声も出さず、ただただ溢れて流れてくる静かな涙にヨシュナは戸惑っているようだった。
「おい、ユウヒ……」
しばらくどうしたものかとおろおろしていたヨシュナだったが、不意に立ち上がるとユウヒのすぐ目の前まで歩み寄ってきて、何事かと顔を上げたユウヒの頭を抱えるようにして自分の胸に抱き寄せた。
「す、すまぬ。友が泣いた時、余はどうしていいのかわからぬ。それに……お前は女だ。余計にどうしていいかわからぬ。ただ……昔、まだ幼少の頃、余が泣くといつも女官が泣き止むまでずっとこうしていてくれた。余はなぜかそうされるととても心が落ち着いて……い、いや。お前は幼子でも何でもないんだが……」
髪にからむヨシュナの指や肩を抱くヨシュナの腕を通して、不器用に戸惑いながらも、それでも懸命に自分を受け止めようとしてくれているのが伝わってくる。

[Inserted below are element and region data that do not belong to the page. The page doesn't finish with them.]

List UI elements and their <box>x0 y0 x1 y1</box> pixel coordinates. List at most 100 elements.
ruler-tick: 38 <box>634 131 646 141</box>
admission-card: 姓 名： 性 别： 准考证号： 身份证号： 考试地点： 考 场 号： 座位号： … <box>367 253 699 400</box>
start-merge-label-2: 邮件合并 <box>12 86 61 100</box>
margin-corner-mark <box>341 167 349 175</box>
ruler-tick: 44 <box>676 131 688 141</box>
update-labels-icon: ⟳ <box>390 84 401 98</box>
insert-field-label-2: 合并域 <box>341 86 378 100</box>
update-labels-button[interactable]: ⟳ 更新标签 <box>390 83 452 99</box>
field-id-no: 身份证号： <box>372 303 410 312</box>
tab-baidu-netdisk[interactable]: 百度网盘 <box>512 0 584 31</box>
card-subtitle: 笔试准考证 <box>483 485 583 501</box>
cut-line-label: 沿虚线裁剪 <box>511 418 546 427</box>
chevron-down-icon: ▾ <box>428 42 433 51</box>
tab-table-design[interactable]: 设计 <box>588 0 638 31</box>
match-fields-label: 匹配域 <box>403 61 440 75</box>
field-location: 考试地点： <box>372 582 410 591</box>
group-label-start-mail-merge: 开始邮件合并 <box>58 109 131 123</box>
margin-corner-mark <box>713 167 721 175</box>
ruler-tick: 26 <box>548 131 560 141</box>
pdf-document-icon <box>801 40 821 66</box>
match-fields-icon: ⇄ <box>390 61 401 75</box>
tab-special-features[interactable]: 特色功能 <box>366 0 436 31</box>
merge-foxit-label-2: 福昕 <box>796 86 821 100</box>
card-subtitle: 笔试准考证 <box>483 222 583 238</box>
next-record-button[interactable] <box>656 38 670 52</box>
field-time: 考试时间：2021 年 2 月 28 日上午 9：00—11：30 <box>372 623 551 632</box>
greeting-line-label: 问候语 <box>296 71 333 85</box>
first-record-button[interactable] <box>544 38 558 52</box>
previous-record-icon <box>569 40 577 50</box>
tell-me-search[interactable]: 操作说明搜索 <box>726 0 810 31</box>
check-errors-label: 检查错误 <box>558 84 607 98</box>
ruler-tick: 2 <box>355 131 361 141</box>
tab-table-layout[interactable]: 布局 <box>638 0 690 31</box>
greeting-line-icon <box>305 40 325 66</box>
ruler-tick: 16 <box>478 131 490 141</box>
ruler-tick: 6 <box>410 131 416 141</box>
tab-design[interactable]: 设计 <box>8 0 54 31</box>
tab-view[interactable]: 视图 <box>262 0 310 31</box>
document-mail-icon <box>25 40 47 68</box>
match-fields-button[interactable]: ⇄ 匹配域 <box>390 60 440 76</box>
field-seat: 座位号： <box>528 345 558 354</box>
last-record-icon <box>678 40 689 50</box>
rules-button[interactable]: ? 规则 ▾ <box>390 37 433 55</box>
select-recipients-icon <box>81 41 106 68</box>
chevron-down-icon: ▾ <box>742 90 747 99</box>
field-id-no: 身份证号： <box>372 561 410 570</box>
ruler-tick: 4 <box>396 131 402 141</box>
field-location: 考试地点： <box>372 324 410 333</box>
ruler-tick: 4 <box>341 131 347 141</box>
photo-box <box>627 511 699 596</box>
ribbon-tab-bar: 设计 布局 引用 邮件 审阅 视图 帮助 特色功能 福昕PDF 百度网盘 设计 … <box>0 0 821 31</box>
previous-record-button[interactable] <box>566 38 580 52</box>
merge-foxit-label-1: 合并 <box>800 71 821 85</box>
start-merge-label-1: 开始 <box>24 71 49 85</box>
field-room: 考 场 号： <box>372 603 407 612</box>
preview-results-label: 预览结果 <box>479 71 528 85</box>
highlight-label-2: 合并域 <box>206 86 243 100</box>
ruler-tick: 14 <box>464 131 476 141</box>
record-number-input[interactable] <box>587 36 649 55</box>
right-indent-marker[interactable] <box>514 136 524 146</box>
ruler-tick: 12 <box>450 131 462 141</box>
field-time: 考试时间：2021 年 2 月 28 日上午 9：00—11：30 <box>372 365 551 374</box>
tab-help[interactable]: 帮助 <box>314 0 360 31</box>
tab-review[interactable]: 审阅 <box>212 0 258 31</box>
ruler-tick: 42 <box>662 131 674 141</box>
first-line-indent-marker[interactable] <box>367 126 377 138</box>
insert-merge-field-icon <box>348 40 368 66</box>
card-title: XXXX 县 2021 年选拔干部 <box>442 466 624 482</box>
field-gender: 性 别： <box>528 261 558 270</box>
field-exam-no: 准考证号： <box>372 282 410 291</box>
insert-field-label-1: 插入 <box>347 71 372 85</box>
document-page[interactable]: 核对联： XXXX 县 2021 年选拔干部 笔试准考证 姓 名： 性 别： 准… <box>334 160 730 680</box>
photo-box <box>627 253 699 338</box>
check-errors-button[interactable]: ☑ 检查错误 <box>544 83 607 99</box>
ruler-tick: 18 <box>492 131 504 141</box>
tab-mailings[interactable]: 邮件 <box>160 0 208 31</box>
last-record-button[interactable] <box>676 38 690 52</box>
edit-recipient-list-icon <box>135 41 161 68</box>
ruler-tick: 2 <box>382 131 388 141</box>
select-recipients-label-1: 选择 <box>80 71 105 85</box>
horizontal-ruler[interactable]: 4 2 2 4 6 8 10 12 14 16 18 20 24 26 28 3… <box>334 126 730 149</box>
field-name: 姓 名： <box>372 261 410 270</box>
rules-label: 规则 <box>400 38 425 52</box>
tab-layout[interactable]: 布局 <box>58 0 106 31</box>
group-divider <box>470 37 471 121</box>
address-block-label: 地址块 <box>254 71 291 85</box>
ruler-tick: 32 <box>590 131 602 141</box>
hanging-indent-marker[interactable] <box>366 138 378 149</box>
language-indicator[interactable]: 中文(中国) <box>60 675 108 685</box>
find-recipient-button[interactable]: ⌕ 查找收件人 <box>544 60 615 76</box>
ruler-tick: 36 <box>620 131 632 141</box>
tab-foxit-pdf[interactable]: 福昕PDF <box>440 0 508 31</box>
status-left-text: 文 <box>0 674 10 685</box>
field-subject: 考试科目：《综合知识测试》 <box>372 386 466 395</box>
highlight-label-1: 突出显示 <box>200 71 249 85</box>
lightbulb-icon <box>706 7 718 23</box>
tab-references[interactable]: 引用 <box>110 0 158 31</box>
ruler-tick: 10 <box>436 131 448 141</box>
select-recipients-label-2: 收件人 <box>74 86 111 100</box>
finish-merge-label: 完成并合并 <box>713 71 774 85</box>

あるがままを受け止めようとするヨシュナの懐の大きさを感じて、ユウヒはここは思いっきり泣いて全部流してしまおうと、取り留めのない言葉を小さくつぶやきながら堪えることなく涙を流した。
ユウヒが何か言うたびに、ヨシュナは相槌を打ったり自分の意見を言ったりしながら、ユウヒを労わり、そして何より勇気付けた。
さんざん好き放題言って泣き続けたユウヒの涙も自然に止まり、顔を上げたユウヒはヨシュナと目が合うなり照れくさそうに笑った。
「……落ち着いたか?」
涙の跡がついてしまったヨシュナの装束をしきりに気にするユウヒを宥めながらヨシュナが笑って言った。
ユウヒはくしゃくしゃになった髪をかき上げて、ふぅっと一息吐いてそれに答えた。
「うん……ありがとう。ヨシュナに聞いてもらって良かったよ」
「そうか」
ヨシュナはそう言って安堵の色をその表情に浮べると、ユウヒがこの場所に来た時と同じように手すりに腰掛けた。